Help… I can’t treat myself with compassion!
Question: I think I do treat others with kindness and compassion..But when it comes to me… I think I am my tormentor… I keep berating and pulling down myself…I have heard that I need to be more gentle with myself more compassionate…. but how I can I be?
Answer: True Compassion is not just an emotional response but is based on reflection and reason. Mercilessly judging, criticizing and pulling yourself down, torments oneself as you have correctly mentioned.
Let us look at self-compassion as an alternative response when faced with any personal shortcomings. Personal mistakes and failures is part of the human experience –something that we all go through. Compassion is to accept that nobody can be perfect all the time 24 X 7, it means that you honor and accept your humanness. Compassion by nature is soft, gentle and peaceful but it is also very powerful. With self-compassion, greater emotional balance and equilibrium is achieved- instead of getting pulled into the downward spiral of negative emotions one can calmly and non-judgmentally put things in perspective.
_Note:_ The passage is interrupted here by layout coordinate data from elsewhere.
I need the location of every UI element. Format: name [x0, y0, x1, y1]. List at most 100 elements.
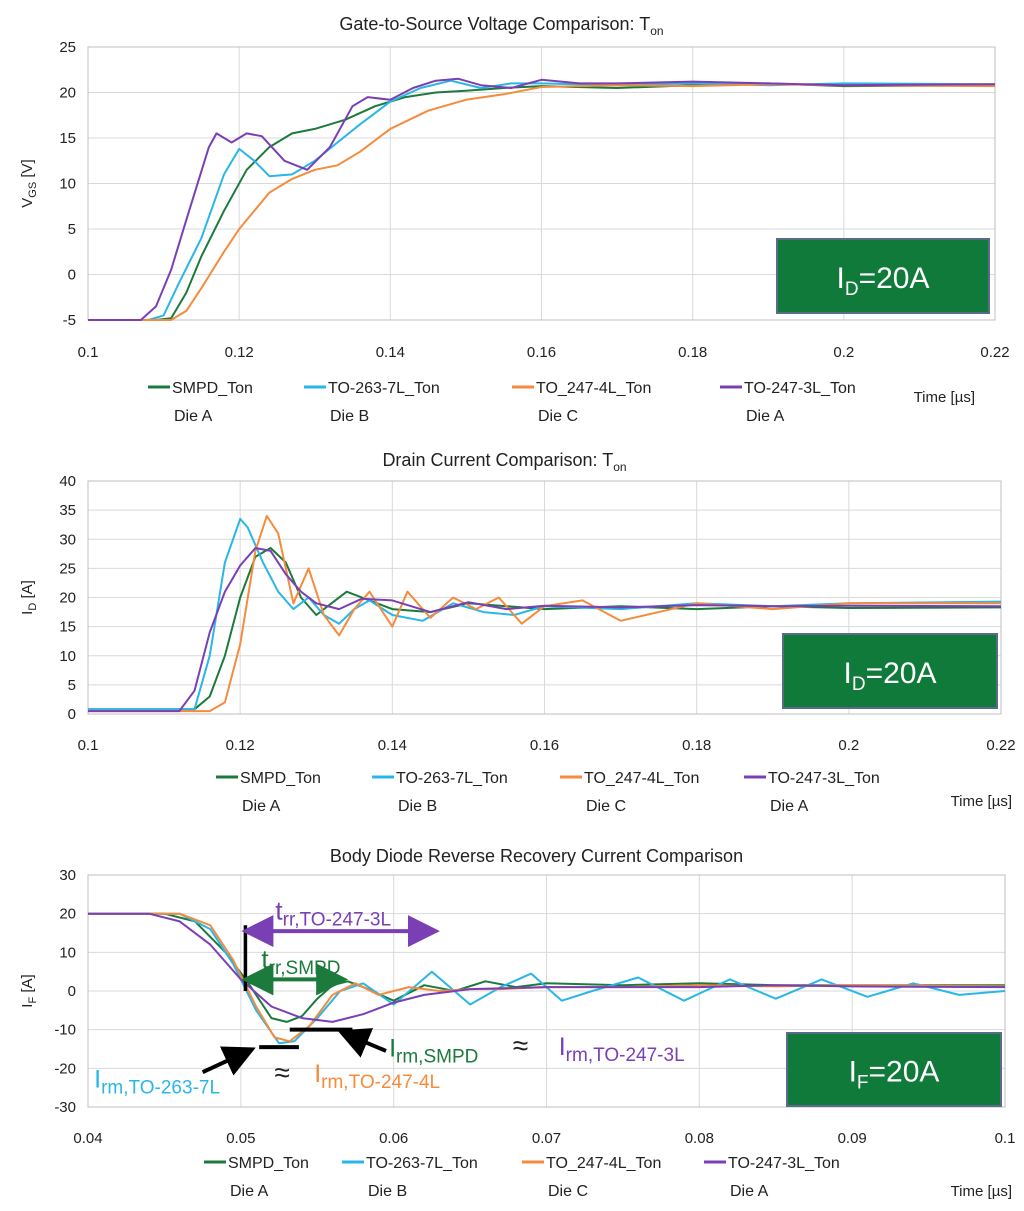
x-tick-label: 0.04 — [73, 1130, 102, 1147]
x-tick-label: 0.14 — [378, 737, 407, 754]
y-tick-label: 5 — [68, 677, 76, 694]
legend-entry-name: TO-247-3L_Ton — [744, 380, 856, 397]
condition-box-main: I — [849, 1056, 857, 1089]
y-tick-label: 30 — [59, 531, 76, 548]
approx-symbol: ≈ — [513, 1030, 528, 1061]
y-tick-label: 20 — [59, 85, 76, 102]
legend-entry-die: Die A — [770, 798, 809, 815]
condition-box — [782, 633, 998, 709]
x-tick-label: 0.22 — [980, 344, 1009, 361]
legend-entry-name: TO_247-4L_Ton — [536, 380, 651, 397]
y-axis-label-main: V — [19, 198, 36, 208]
legend-entry-name: SMPD_Ton — [228, 1155, 309, 1172]
x-tick-label: 0.1 — [78, 344, 99, 361]
legend-entry-die: Die A — [174, 408, 213, 425]
condition-box-subscript: F — [857, 1073, 869, 1094]
irm-to247-3l-subscript: rm,TO-247-3L — [566, 1045, 685, 1066]
condition-box-rest: =20A — [869, 1056, 940, 1089]
x-tick-label: 0.12 — [225, 344, 254, 361]
y-tick-label: -20 — [54, 1060, 76, 1077]
legend-entry-die: Die A — [746, 408, 785, 425]
chart-title-subscript: on — [650, 24, 663, 38]
y-tick-label: 10 — [59, 944, 76, 961]
x-axis-label: Time [µs] — [914, 389, 975, 406]
legend-entry-name: TO-247-3L_Ton — [768, 770, 880, 787]
chart-3: Body Diode Reverse Recovery Current Comp… — [19, 846, 1015, 1200]
y-tick-label: 35 — [59, 502, 76, 519]
y-tick-label: 15 — [59, 619, 76, 636]
legend-entry-name: SMPD_Ton — [240, 770, 321, 787]
irm-to247-4l-subscript: rm,TO-247-4L — [321, 1072, 440, 1093]
y-tick-label: 20 — [59, 590, 76, 607]
condition-box-label: ID=20A — [844, 657, 937, 695]
x-tick-label: 0.18 — [682, 737, 711, 754]
legend-entry-name: TO-263-7L_Ton — [328, 380, 440, 397]
chart-title: Body Diode Reverse Recovery Current Comp… — [330, 846, 743, 866]
y-tick-label: 10 — [59, 648, 76, 665]
legend-entry-name: TO-263-7L_Ton — [396, 770, 508, 787]
chart-title: Gate-to-Source Voltage Comparison: Ton — [339, 14, 663, 38]
irm-to247-3l-label: Irm,TO-247-3L — [559, 1033, 685, 1066]
irm-smpd-subscript: rm,SMPD — [396, 1047, 478, 1068]
x-tick-label: 0.07 — [532, 1130, 561, 1147]
irm-smpd-main: I — [389, 1035, 396, 1063]
series-line-to-247-4l-ton — [88, 515, 1001, 713]
y-axis-label: VGS [V] — [19, 159, 39, 207]
legend-entry-die: Die C — [586, 798, 626, 815]
y-tick-label: 0 — [68, 267, 76, 284]
plot-frame — [87, 480, 1002, 715]
trr-to247-3l-label: trr,TO-247-3L — [275, 895, 391, 930]
x-tick-label: 0.22 — [986, 737, 1015, 754]
chart-title-subscript: on — [613, 460, 626, 474]
legend-entry-name: TO-263-7L_Ton — [366, 1155, 478, 1172]
irm-to247-4l-label: Irm,TO-247-4L — [314, 1060, 440, 1093]
y-tick-label: 40 — [59, 473, 76, 490]
condition-box-label: IF=20A — [849, 1056, 940, 1094]
x-tick-label: 0.1 — [995, 1130, 1016, 1147]
trr-to247-3l-main: t — [275, 895, 283, 925]
x-tick-label: 0.2 — [833, 344, 854, 361]
x-tick-label: 0.1 — [78, 737, 99, 754]
chart-title: Drain Current Comparison: Ton — [382, 450, 626, 474]
irm-smpd-label: Irm,SMPD — [389, 1035, 478, 1068]
legend-entry-die: Die C — [548, 1183, 588, 1200]
legend-entry-name: TO_247-4L_Ton — [546, 1155, 661, 1172]
y-axis-label-subscript: GS — [27, 182, 39, 198]
condition-box-subscript: D — [852, 674, 866, 695]
chart-1: Gate-to-Source Voltage Comparison: Ton -5… — [19, 14, 1010, 425]
plot-frame — [87, 46, 996, 321]
trr-smpd-subscript: rr,SMPD — [269, 958, 341, 979]
trr-smpd-main: t — [261, 944, 269, 974]
condition-box-rest: =20A — [866, 657, 937, 690]
condition-box-subscript: D — [845, 279, 859, 300]
y-tick-label: 25 — [59, 560, 76, 577]
y-axis-label: ID [A] — [19, 580, 39, 615]
x-tick-label: 0.06 — [379, 1130, 408, 1147]
x-tick-label: 0.05 — [226, 1130, 255, 1147]
y-axis-label-unit: [A] — [19, 974, 36, 997]
y-axis-label-subscript: D — [27, 603, 39, 611]
y-tick-label: -5 — [63, 312, 76, 329]
y-tick-label: 0 — [68, 983, 76, 1000]
series-line-to-247-4l-ton — [88, 912, 1006, 1043]
x-tick-label: 0.14 — [376, 344, 405, 361]
legend-entry-name: SMPD_Ton — [172, 380, 253, 397]
x-tick-label: 0.08 — [685, 1130, 714, 1147]
legend-entry-die: Die B — [330, 408, 369, 425]
condition-box-main: I — [844, 657, 852, 690]
series-line-to-247-4l-ton — [88, 83, 996, 321]
series-line-to-263-7l-ton — [88, 912, 1006, 1045]
legend-entry-die: Die B — [368, 1183, 407, 1200]
legend-entry-die: Die B — [398, 798, 437, 815]
y-tick-label: 25 — [59, 39, 76, 56]
legend-entry-name: TO-247-3L_Ton — [728, 1155, 840, 1172]
irm-pointer-arrow-left — [201, 1046, 256, 1076]
chart-title-text: Body Diode Reverse Recovery Current Comp… — [330, 846, 743, 866]
x-tick-label: 0.16 — [530, 737, 559, 754]
irm-to263-label: Irm,TO-263-7L — [94, 1066, 220, 1099]
chart-2: Drain Current Comparison: Ton 0 5 10 15 20 25 3… — [19, 450, 1016, 815]
x-tick-label: 0.16 — [527, 344, 556, 361]
series-line-to-247-3l-ton — [88, 547, 1002, 713]
irm-to247-4l-main: I — [314, 1060, 321, 1088]
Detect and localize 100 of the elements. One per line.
You must have seen the benefits of being compassionate towards others, you can introspect what factors/fears
come into play that lead you to treat yourself and others differently? The same compassion that you extend towards others can also be directed inward, thereby being a good friend to your own self. There are various ways of developing self-compassion: Self-compassion requires taking a balanced approach to our negative emotions so that feelings are neither denied nor exaggerated. You can reframe your critical self-talk in a more constructive, friendly and compassionate talk. Another way is to think: How would you respond to your friend in this situation?
Question: I am confused. Is it not wrong to be compassionate toward one’s own self? Would it not be like fooling myself? Is it not like pitying oneself? I feel it would be a sign of poor mental health.
Answer: Self-compassion is the polar opposite of self-pity. When individuals feel self-pity, they become absorbed in their own problems and feel that they are the only ones in the world who are suffering. Self-pity tends to exaggerate personal suffering and distances oneself from others. In such a situation there is no balanced or objective perspective. Self-compassion, on the other hand, allows one to see the experiences without feelings of isolation/ exaggeration of the negative emotions. By being compassionate towards one self, we recognize the broader context of our experience and try to put things in a calm perspective.
A common myth about self-compassion is that it just means letting ourselves off the responsibility for our actions. However, self-compassion helps us to understand the causes and conditions that lead us to act as we do, we no longer have the need to deny or distort our actions by blaming others. Self-compassion is -understanding and accepting rather than harsh, punishing and shaming. At the same time, compassion is concerned with the removal of suffering — our own and that of others as we can see ourselves more clearly and do what’s needed to make things better. Hence self-compassion is not self-pity nor it is letting yourself off the hook, it is the sign of inner courage and mental strength to accept & face your shortcomings and the motivation to improve and go forward.